The Energy Transition Show with Chris Nelder

[Episode #271] – China Update 2026

The Energy Transition Show with Chris Nelder
•March 11, 2026•23 min
The Energy Transition Show with Chris Nelder•Mar 11, 2026

Why It Matters

Understanding China’s mixed signals on coal and renewables is crucial because the world’s largest emitter sets the pace for global energy markets and climate outcomes. The episode reveals how policy incentives and grid constraints can drive seemingly contradictory investments, informing policymakers, investors, and advocates about the challenges of aligning capacity planning with emission reduction pathways.

Key Takeaways

  • •China added 78 GW coal capacity in 2025, record pace.
  • •New coal plants add capacity, not generation, due to use.
  • •Clean energy meets demand; coal generation fell 1% in 2025.
  • •Capacity payments keep idle coal plants profitable, raising ratepayer bills.
  • •Future coal builds risk stranded assets versus China's 2030 targets.

Pulse Analysis

China’s coal landscape shifted dramatically in 2025, with 78 GW of new capacity coming online – the largest annual addition in a decade. This surge reflects projects permitted during earlier power shortages, now reaching commissioning. Unlike in the United States, Chinese coal plants operate at roughly 51 % utilization, serving primarily as flexible capacity rather than baseload generation. The massive pipeline of another 291 GW under construction or proposed underscores a strategic focus on ensuring grid reliability amid an inflexible transmission system.

At the same time, clean‑energy deployment accelerated, allowing wind, solar, nuclear and hydro to meet all net demand growth. Coal‑generated electricity fell about 1 % in 2025, even as overall power consumption rose 5 %. Capacity‑payment mechanisms guarantee revenue for idle coal units, shifting costs to provincial ratepayers and creating a financial incentive to continue building plants that may never run fully. This paradox explains why China’s total CO₂ emissions have plateaued despite expanding coal capacity, as the added plants are largely underutilized and offset by rapid renewable expansion.

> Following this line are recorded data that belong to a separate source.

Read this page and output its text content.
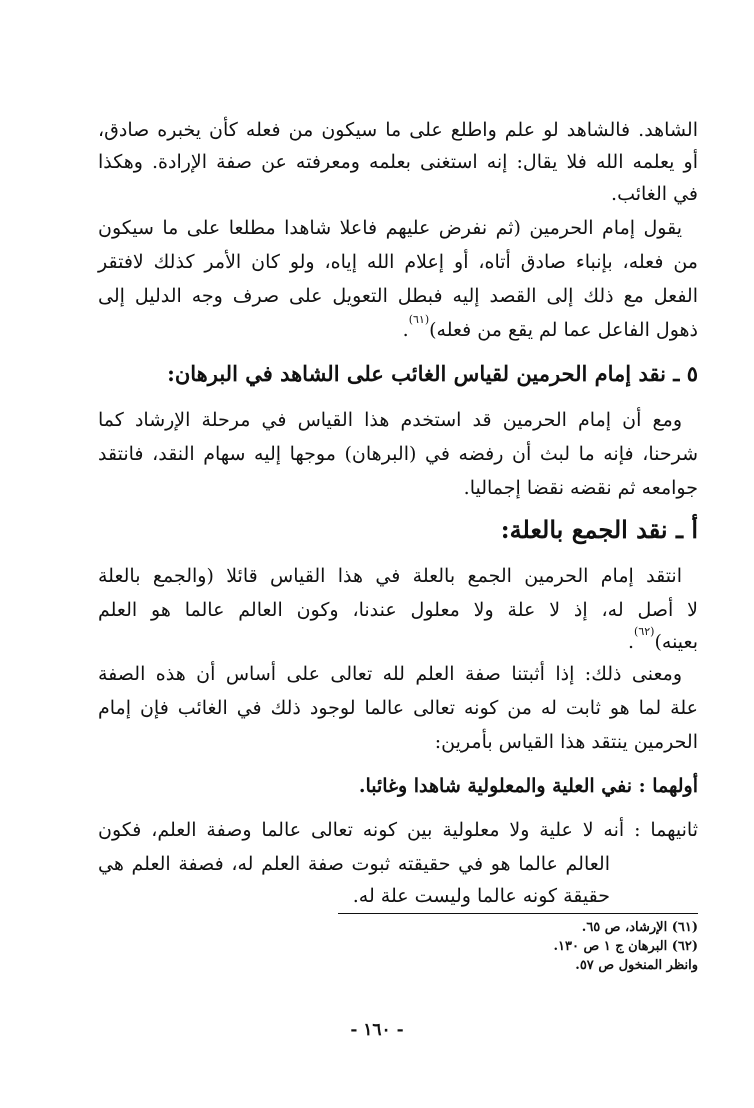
الشاهد. فالشاهد لو علم واطلع على ما سيكون من فعله كأن يخبره صادق،
أو يعلمه الله فلا يقال: إنه استغنى بعلمه ومعرفته عن صفة الإرادة. وهكذا
في الغائب.
يقول إمام الحرمين (ثم نفرض عليهم فاعلا شاهدا مطلعا على ما سيكون
من فعله، بإنباء صادق أتاه، أو إعلام الله إياه، ولو كان الأمر كذلك لافتقر
الفعل مع ذلك إلى القصد إليه فبطل التعويل على صرف وجه الدليل إلى
ذهول الفاعل عما لم يقع من فعله)$^{(٦١)}$.
٥ ـ نقد إمام الحرمين لقياس الغائب على الشاهد في البرهان:
ومع أن إمام الحرمين قد استخدم هذا القياس في مرحلة الإرشاد كما
شرحنا، فإنه ما لبث أن رفضه في (البرهان) موجها إليه سهام النقد، فانتقد
جوامعه ثم نقضه نقضا إجماليا.
أ ـ نقد الجمع بالعلة:
انتقد إمام الحرمين الجمع بالعلة في هذا القياس قائلا (والجمع بالعلة
لا أصل له، إذ لا علة ولا معلول عندنا، وكون العالم عالما هو العلم
بعينه)$^{(٦٢)}$.
ومعنى ذلك: إذا أثبتنا صفة العلم لله تعالى على أساس أن هذه الصفة
علة لما هو ثابت له من كونه تعالى عالما لوجود ذلك في الغائب فإن إمام
الحرمين ينتقد هذا القياس بأمرين:
أولهما : نفي العلية والمعلولية شاهدا وغائبا.
ثانيهما : أنه لا علية ولا معلولية بين كونه تعالى عالما وصفة العلم، فكون
العالم عالما هو في حقيقته ثبوت صفة العلم له، فصفة العلم هي
حقيقة كونه عالما وليست علة له.
(٦١) الإرشاد، ص ٦٥.
(٦٢) البرهان ج ١ ص ١٣٠.
وانظر المنخول ص ٥٧.
- ١٦٠ -
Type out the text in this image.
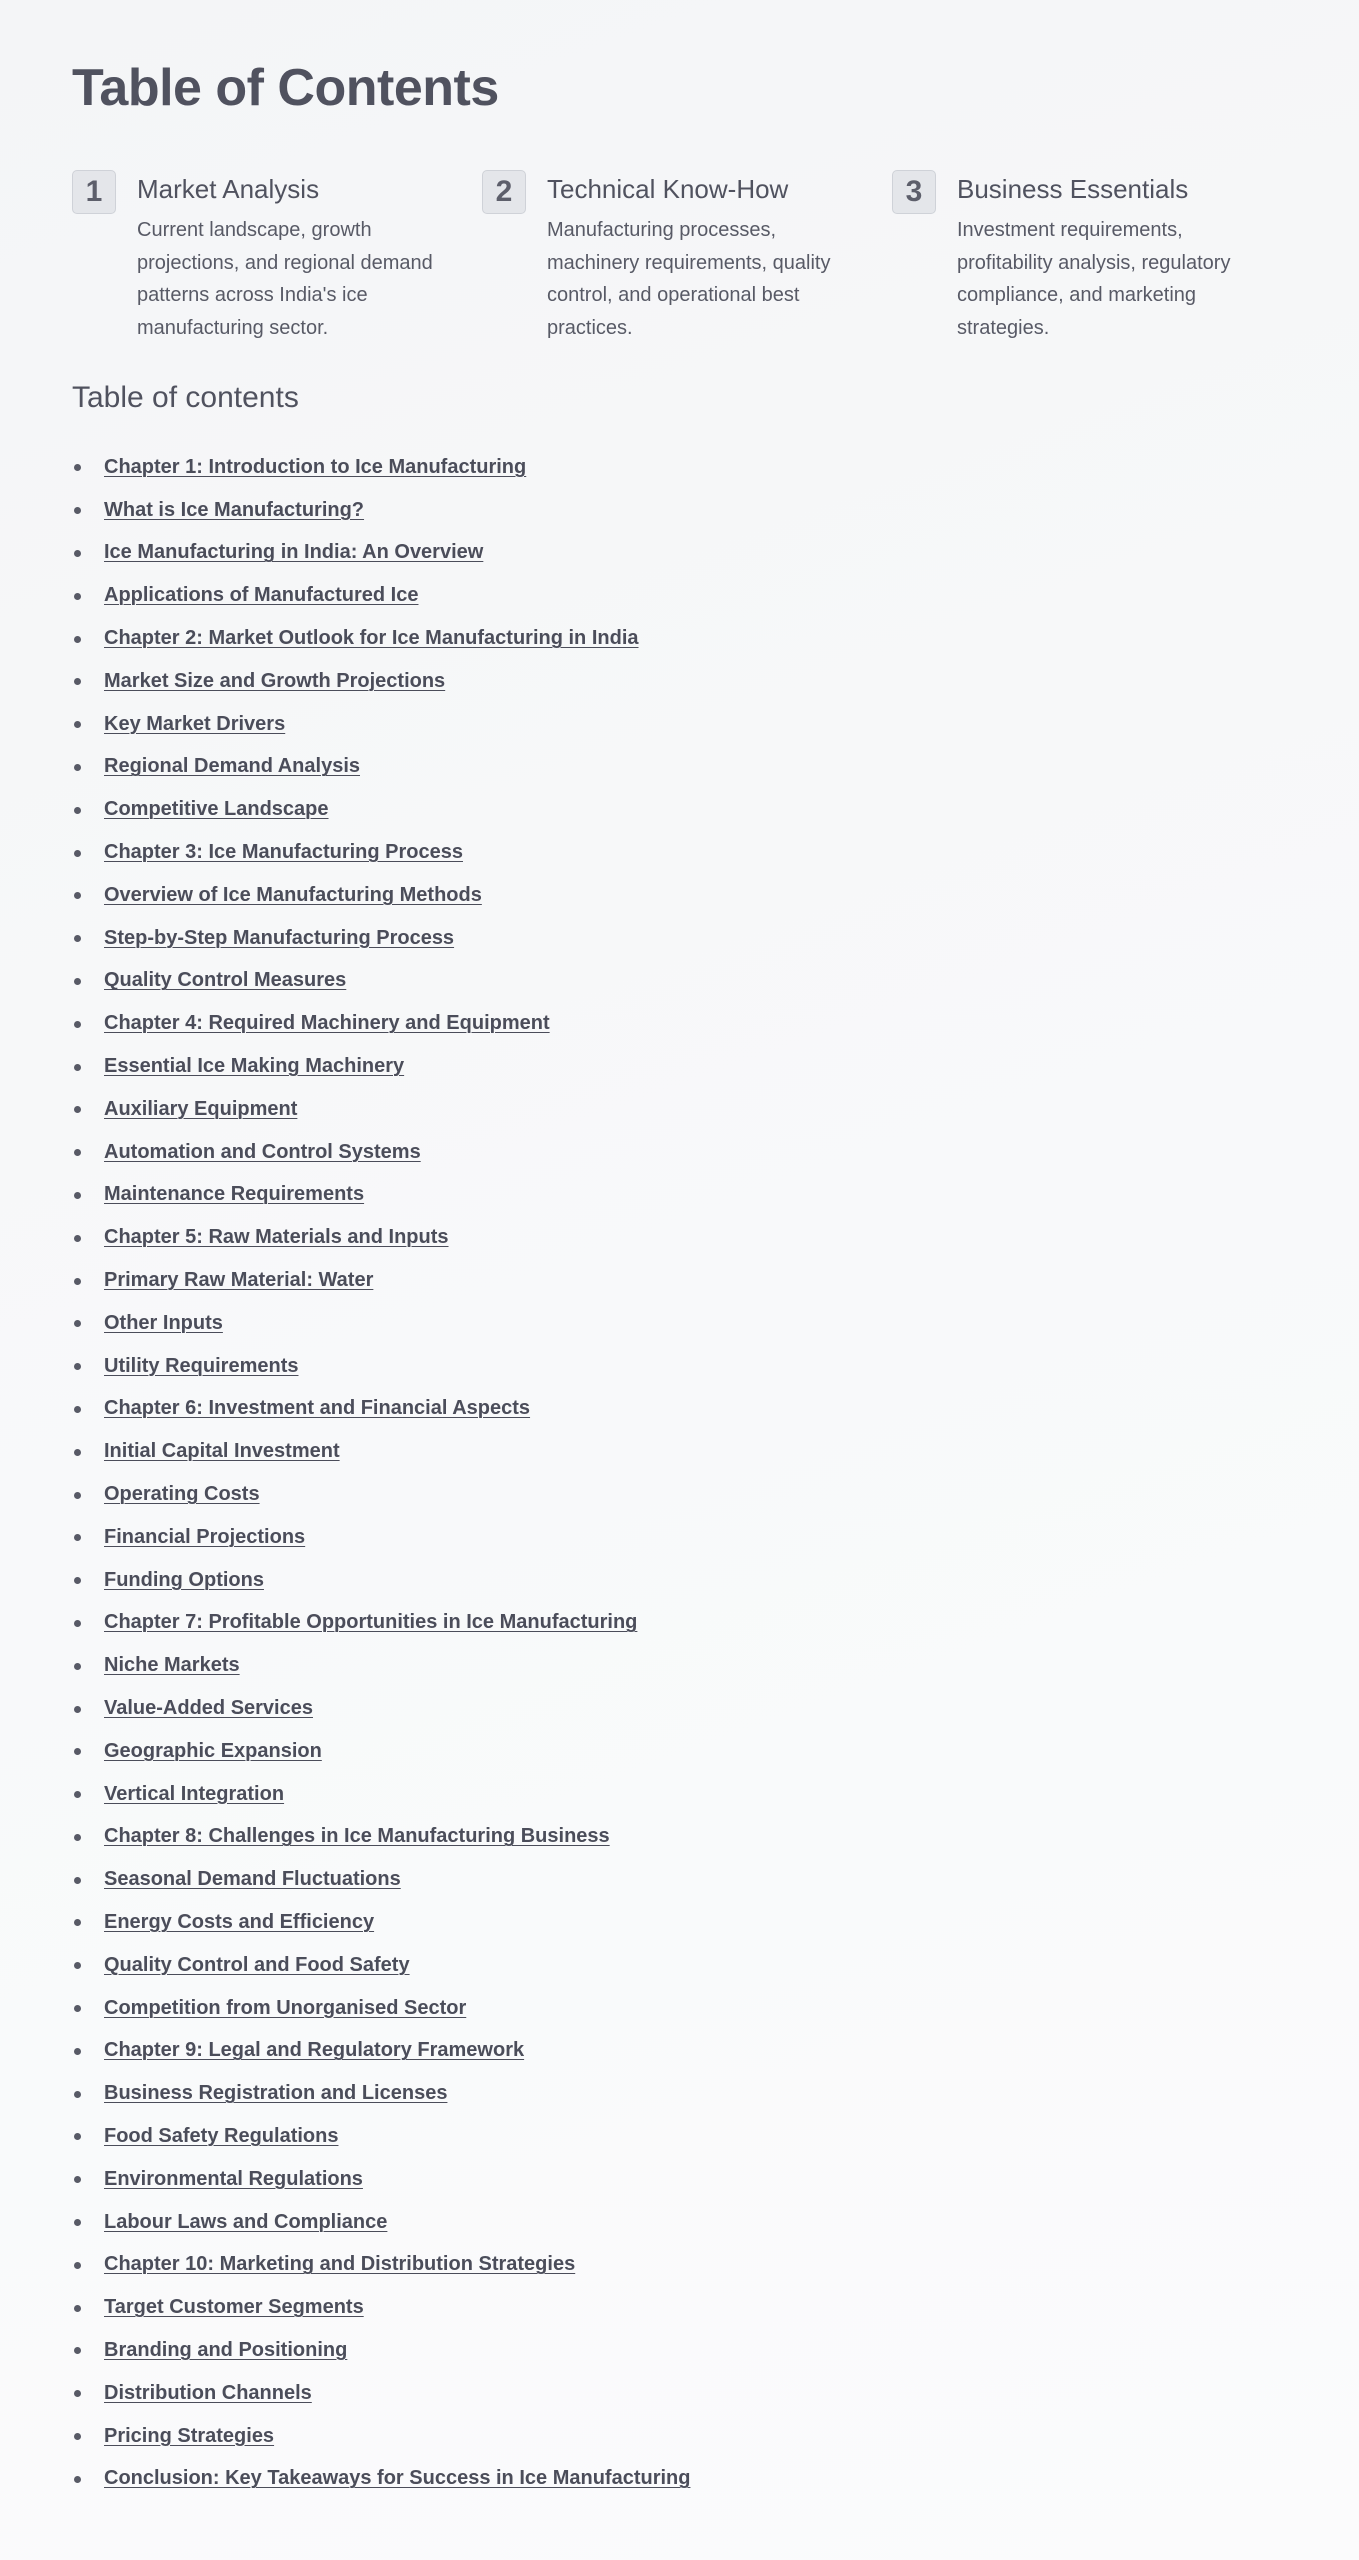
Table of Contents
1	Market Analysis
Current landscape, growth projections, and regional demand patterns across India's ice manufacturing sector.
2	Technical Know-How
Manufacturing processes, machinery requirements, quality control, and operational best practices.
3	Business Essentials
Investment requirements, profitability analysis, regulatory compliance, and marketing strategies.
Table of contents
Chapter 1: Introduction to Ice Manufacturing
What is Ice Manufacturing?
Ice Manufacturing in India: An Overview
Applications of Manufactured Ice
Chapter 2: Market Outlook for Ice Manufacturing in India
Market Size and Growth Projections
Key Market Drivers
Regional Demand Analysis
Competitive Landscape
Chapter 3: Ice Manufacturing Process
Overview of Ice Manufacturing Methods
Step-by-Step Manufacturing Process
Quality Control Measures
Chapter 4: Required Machinery and Equipment
Essential Ice Making Machinery
Auxiliary Equipment
Automation and Control Systems
Maintenance Requirements
Chapter 5: Raw Materials and Inputs
Primary Raw Material: Water
Other Inputs
Utility Requirements
Chapter 6: Investment and Financial Aspects
Initial Capital Investment
Operating Costs
Financial Projections
Funding Options
Chapter 7: Profitable Opportunities in Ice Manufacturing
Niche Markets
Value-Added Services
Geographic Expansion
Vertical Integration
Chapter 8: Challenges in Ice Manufacturing Business
Seasonal Demand Fluctuations
Energy Costs and Efficiency
Quality Control and Food Safety
Competition from Unorganised Sector
Chapter 9: Legal and Regulatory Framework
Business Registration and Licenses
Food Safety Regulations
Environmental Regulations
Labour Laws and Compliance
Chapter 10: Marketing and Distribution Strategies
Target Customer Segments
Branding and Positioning
Distribution Channels
Pricing Strategies
Conclusion: Key Takeaways for Success in Ice Manufacturing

The policy implications are profound. China’s 2030 nationally determined contribution leaves little room for additional coal generation, meaning new plants risk becoming stranded assets as the grid modernises and storage scales up. Grid reforms and a shift toward market‑based dispatch are expected to curtail further capacity approvals, while retirement of older, less efficient units should accelerate. Stakeholders must watch how capacity payments evolve and whether provincial authorities will tighten permitting to align infrastructure with China’s long‑term decarbonisation goals.

Episode Description

Why have China’s total CO2 emissions been slowly falling for two years even as it’s building more coal-fired power plants than ever?